Eine junge Frau führt aus, wie sie und ihre Familie mit dem Auto zu fliehen versuchte. Dies klappte jedoch nicht, da der «IS» die Strassen gesprengt ­hatte. So musste man sich in verlassenen Häusern verstecken – in der eingekesselten Stadt. «Nun hatten wir verstanden, es ging um Tod oder Leben.» Zum ersten Mal kommt das Hauptmotiv des Stückes zum Vorschein: Das Selbstbewusstsein der jesidischen Frauen. Eher würden sie sich selbst umbringen, sie und ihre Schwestern, ­erzählt die Frau, als dem «IS» in die Hände zu fallen.

Etwa ein Jahr nach dem Einfall wurde der «IS» jedoch vertrieben. Die Jesidinnen und Jesiden konnten wieder in ihrer Region leben – deren Infrastruktur durch die Kämpfe jedoch zerstört war.

Die Suche nach neuen Weiblichkeitsbildern

Von nun an erzählt das Stück, wie sich Frauen daran machten, ihre Stellung innerhalb der jesidischen Gemeinschaft zu hinterfragen und diese neu aufzubauen. Diese Suche nach neuen Weiblichkeitsbildern kann als eine Antwort auf die brutalen Kriegsverbrechen des «IS» gelesen werden, unter denen jesidische Frauen zu leiden hatten. Es ist ein Versuch, aus erlebtem Elend Hoffnung zu schöpfen.

In diesem Vorhaben prallen Welten aufeinander, die sich in der Person einer portraitierten Kämpferin verbinden. Sie ist Jesidin, hatte sich jedoch kurdischen Milizen angeschlossen – und befreit nun ihr eigenes Volk vom «IS». Von den eigenen Leuten wird sie jedoch mit Fragen eingedeckt: «Wieso hast du als Frau eine Waffe in der Hand?», oder «Warum heiratest du nicht?». Es sind die Denkweisen einer traditionelleren und einer jungen, weiblichen Generation, die hier aufeinandertreffen.
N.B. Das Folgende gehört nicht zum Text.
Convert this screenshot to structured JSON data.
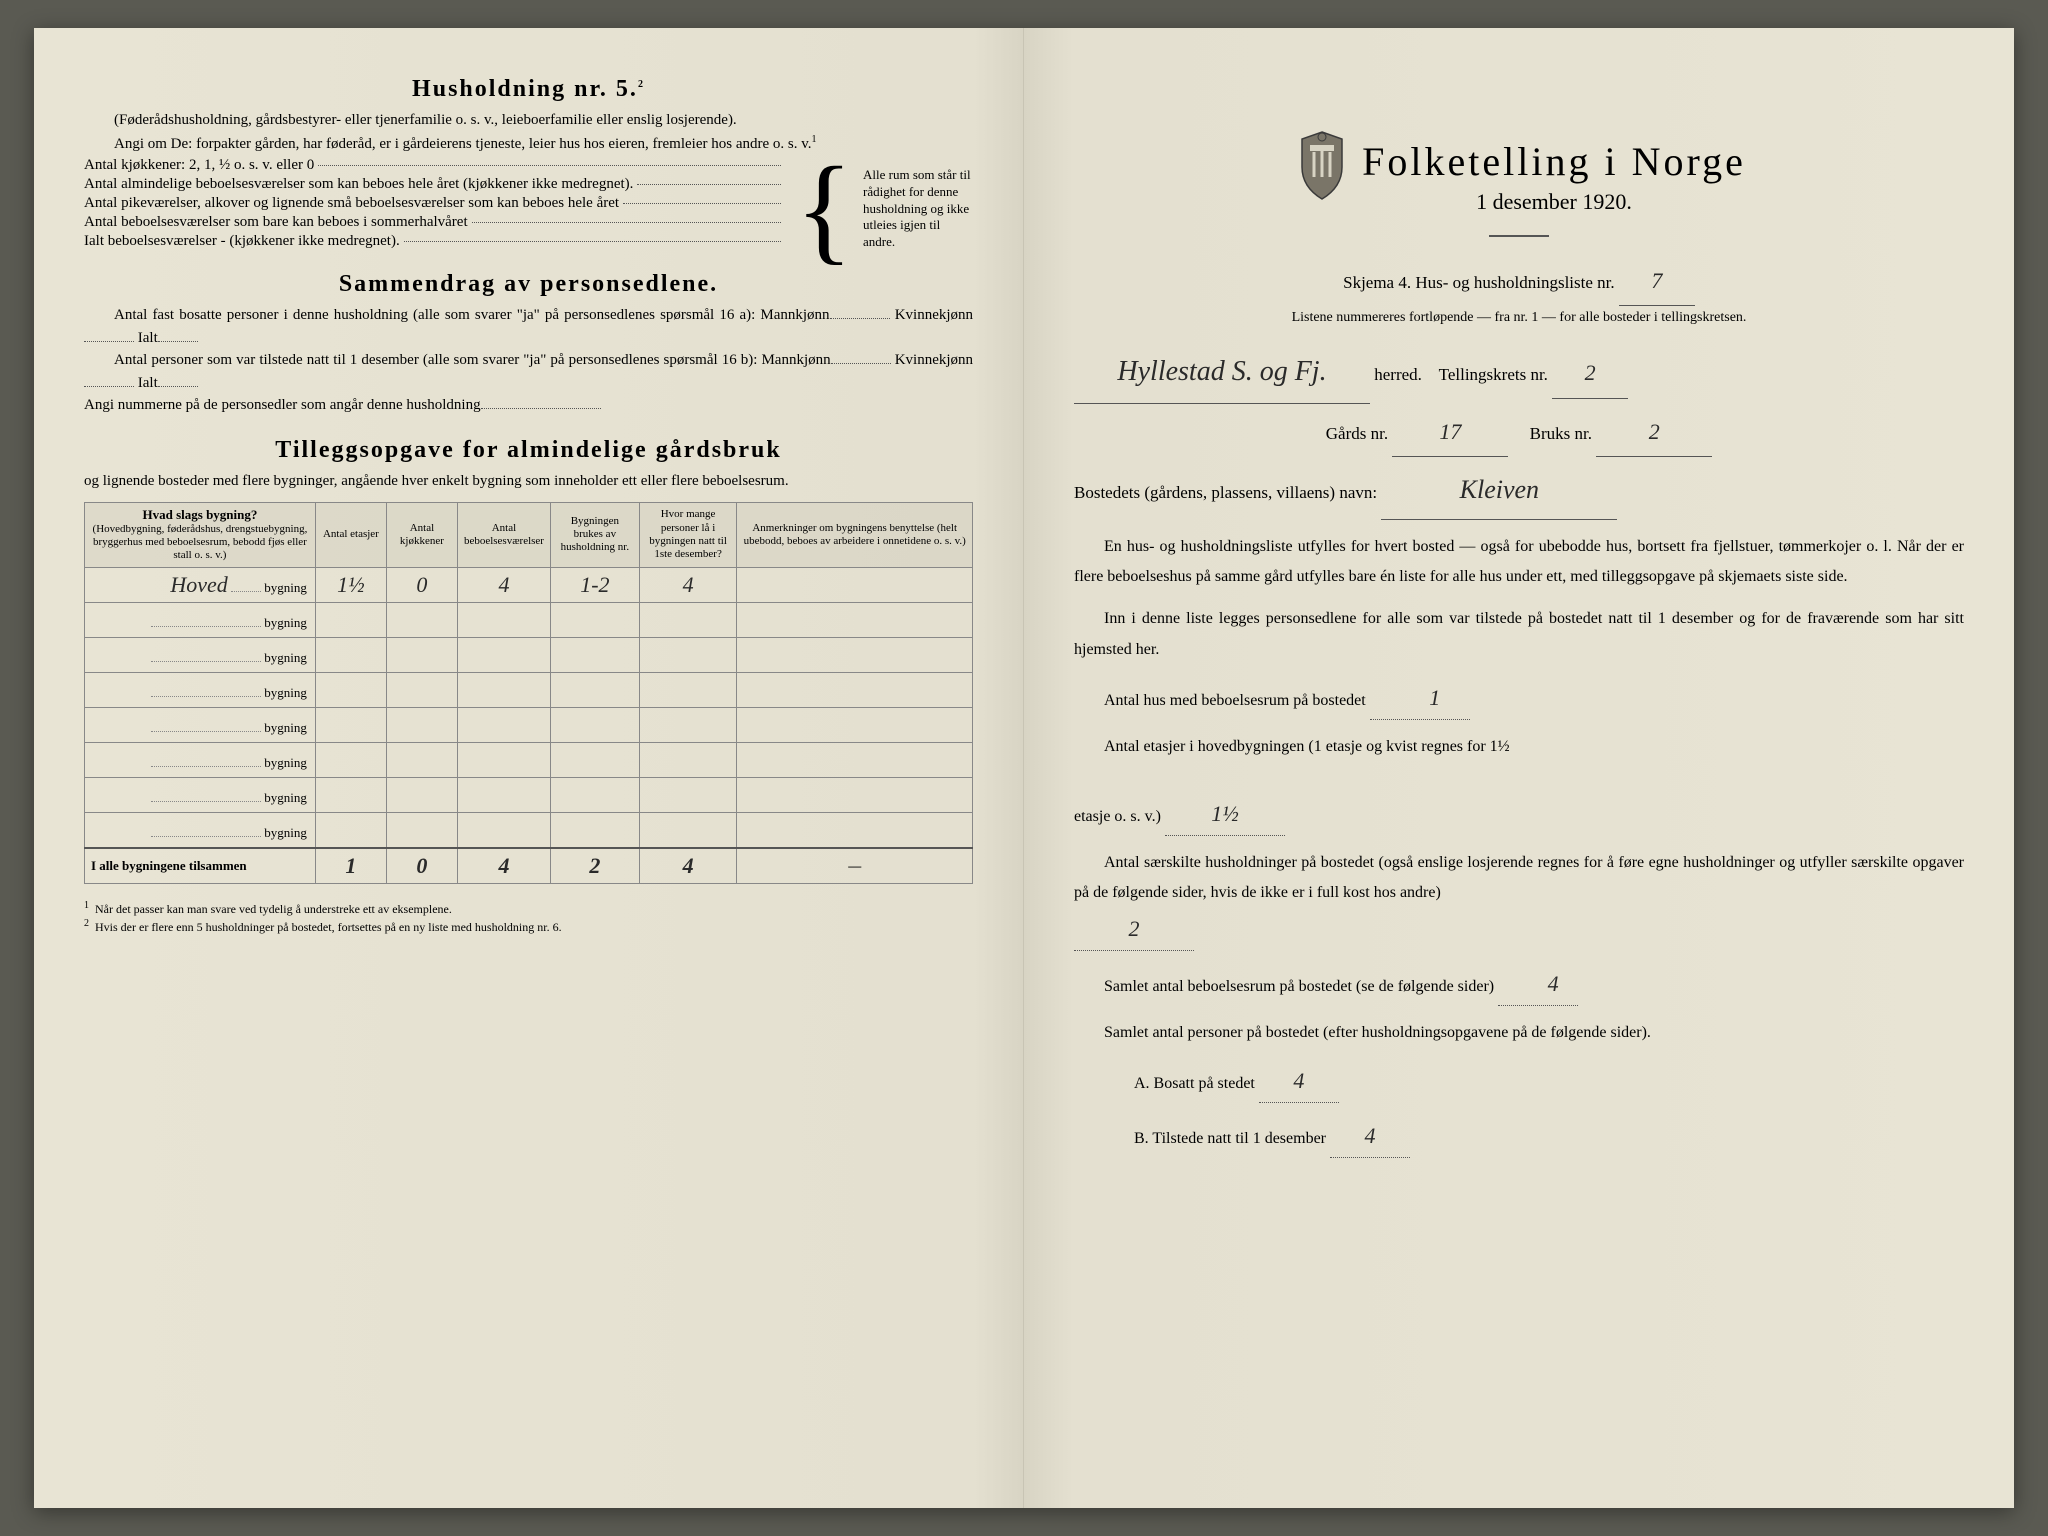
{
  "left": {
    "heading5": "Husholdning nr. 5.",
    "heading5_sup": "2",
    "sub5": "(Føderådshusholdning, gårdsbestyrer- eller tjenerfamilie o. s. v., leieboerfamilie eller enslig losjerende).",
    "angi": "Angi om De: forpakter gården, har føderåd, er i gårdeierens tjeneste, leier hus hos eieren, fremleier hos andre o. s. v.",
    "sup1": "1",
    "kjokkener": "Antal kjøkkener: 2, 1, ½ o. s. v. eller 0",
    "alm": "Antal almindelige beboelsesværelser som kan beboes hele året (kjøkkener ikke medregnet).",
    "pike": "Antal pikeværelser, alkover og lignende små beboelsesværelser som kan beboes hele året",
    "sommer": "Antal beboelsesværelser som bare kan beboes i sommerhalvåret",
    "ialt": "Ialt beboelsesværelser - (kjøkkener ikke medregnet).",
    "brace_text": "Alle rum som står til rådighet for denne husholdning og ikke utleies igjen til andre.",
    "sammendrag_h": "Sammendrag av personsedlene.",
    "sammendrag1": "Antal fast bosatte personer i denne husholdning (alle som svarer \"ja\" på personsedlenes spørsmål 16 a): Mannkjønn",
    "kvinne": "Kvinnekjønn",
    "ialt_label": "Ialt",
    "sammendrag2": "Antal personer som var tilstede natt til 1 desember (alle som svarer \"ja\" på personsedlenes spørsmål 16 b): Mannkjønn",
    "angi_num": "Angi nummerne på de personsedler som angår denne husholdning",
    "tillegg_h": "Tilleggsopgave for almindelige gårdsbruk",
    "tillegg_sub": "og lignende bosteder med flere bygninger, angående hver enkelt bygning som inneholder ett eller flere beboelsesrum.",
    "th1": "Hvad slags bygning?",
    "th1_desc": "(Hovedbygning, føderådshus, drengstuebygning, bryggerhus med beboelsesrum, bebodd fjøs eller stall o. s. v.)",
    "th2": "Antal etasjer",
    "th3": "Antal kjøkkener",
    "th4": "Antal beboelsesværelser",
    "th5": "Bygningen brukes av husholdning nr.",
    "th6": "Hvor mange personer lå i bygningen natt til 1ste desember?",
    "th7": "Anmerkninger om bygningens benyttelse (helt ubebodd, beboes av arbeidere i onnetidene o. s. v.)",
    "bygning_label": "bygning",
    "rows": [
      {
        "name": "Hoved",
        "etasjer": "1½",
        "kjokken": "0",
        "vaer": "4",
        "hush": "1-2",
        "pers": "4",
        "anm": ""
      },
      {
        "name": "",
        "etasjer": "",
        "kjokken": "",
        "vaer": "",
        "hush": "",
        "pers": "",
        "anm": ""
      },
      {
        "name": "",
        "etasjer": "",
        "kjokken": "",
        "vaer": "",
        "hush": "",
        "pers": "",
        "anm": ""
      },
      {
        "name": "",
        "etasjer": "",
        "kjokken": "",
        "vaer": "",
        "hush": "",
        "pers": "",
        "anm": ""
      },
      {
        "name": "",
        "etasjer": "",
        "kjokken": "",
        "vaer": "",
        "hush": "",
        "pers": "",
        "anm": ""
      },
      {
        "name": "",
        "etasjer": "",
        "kjokken": "",
        "vaer": "",
        "hush": "",
        "pers": "",
        "anm": ""
      },
      {
        "name": "",
        "etasjer": "",
        "kjokken": "",
        "vaer": "",
        "hush": "",
        "pers": "",
        "anm": ""
      },
      {
        "name": "",
        "etasjer": "",
        "kjokken": "",
        "vaer": "",
        "hush": "",
        "pers": "",
        "anm": ""
      }
    ],
    "total_label": "I alle bygningene tilsammen",
    "total": {
      "etasjer": "1",
      "kjokken": "0",
      "vaer": "4",
      "hush": "2",
      "pers": "4",
      "anm": "—"
    },
    "fn1": "Når det passer kan man svare ved tydelig å understreke ett av eksemplene.",
    "fn2": "Hvis der er flere enn 5 husholdninger på bostedet, fortsettes på en ny liste med husholdning nr. 6."
  },
  "right": {
    "title": "Folketelling i Norge",
    "date": "1 desember 1920.",
    "skjema": "Skjema 4.  Hus- og husholdningsliste nr.",
    "skjema_val": "7",
    "listene": "Listene nummereres fortløpende — fra nr. 1 — for alle bosteder i tellingskretsen.",
    "herred_val": "Hyllestad S. og Fj.",
    "herred": "herred.",
    "telling": "Tellingskrets nr.",
    "telling_val": "2",
    "gards": "Gårds nr.",
    "gards_val": "17",
    "bruks": "Bruks nr.",
    "bruks_val": "2",
    "bosted": "Bostedets (gårdens, plassens, villaens) navn:",
    "bosted_val": "Kleiven",
    "para1": "En hus- og husholdningsliste utfylles for hvert bosted — også for ubebodde hus, bortsett fra fjellstuer, tømmerkojer o. l. Når der er flere beboelseshus på samme gård utfylles bare én liste for alle hus under ett, med tilleggsopgave på skjemaets siste side.",
    "para2": "Inn i denne liste legges personsedlene for alle som var tilstede på bostedet natt til 1 desember og for de fraværende som har sitt hjemsted her.",
    "q1": "Antal hus med beboelsesrum på bostedet",
    "q1_val": "1",
    "q2a": "Antal etasjer i hovedbygningen (1 etasje og kvist regnes for 1½",
    "q2b": "etasje o. s. v.)",
    "q2_val": "1½",
    "q3a": "Antal særskilte husholdninger på bostedet (også enslige losjerende regnes for å føre egne husholdninger og utfyller særskilte opgaver på de følgende sider, hvis de ikke er i full kost hos andre)",
    "q3_val": "2",
    "q4": "Samlet antal beboelsesrum på bostedet (se de følgende sider)",
    "q4_val": "4",
    "q5": "Samlet antal personer på bostedet (efter husholdningsopgavene på de følgende sider).",
    "q5a": "A.  Bosatt på stedet",
    "q5a_val": "4",
    "q5b": "B.  Tilstede natt til 1 desember",
    "q5b_val": "4"
  }
}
Das Stück lässt keinen Zweifel daran, in welche Richtung von nun an gedacht werden soll. So unterhalten sich die jungen Jesidinnen mit zwei älteren, schnurrbärtigen Jesiden, die auf der Leinwand zu sehen sind. Die Alten werden herausfordernd gefragt: «Wie ist es für euch, nicht mehr immer das letzte Wort zu haben?»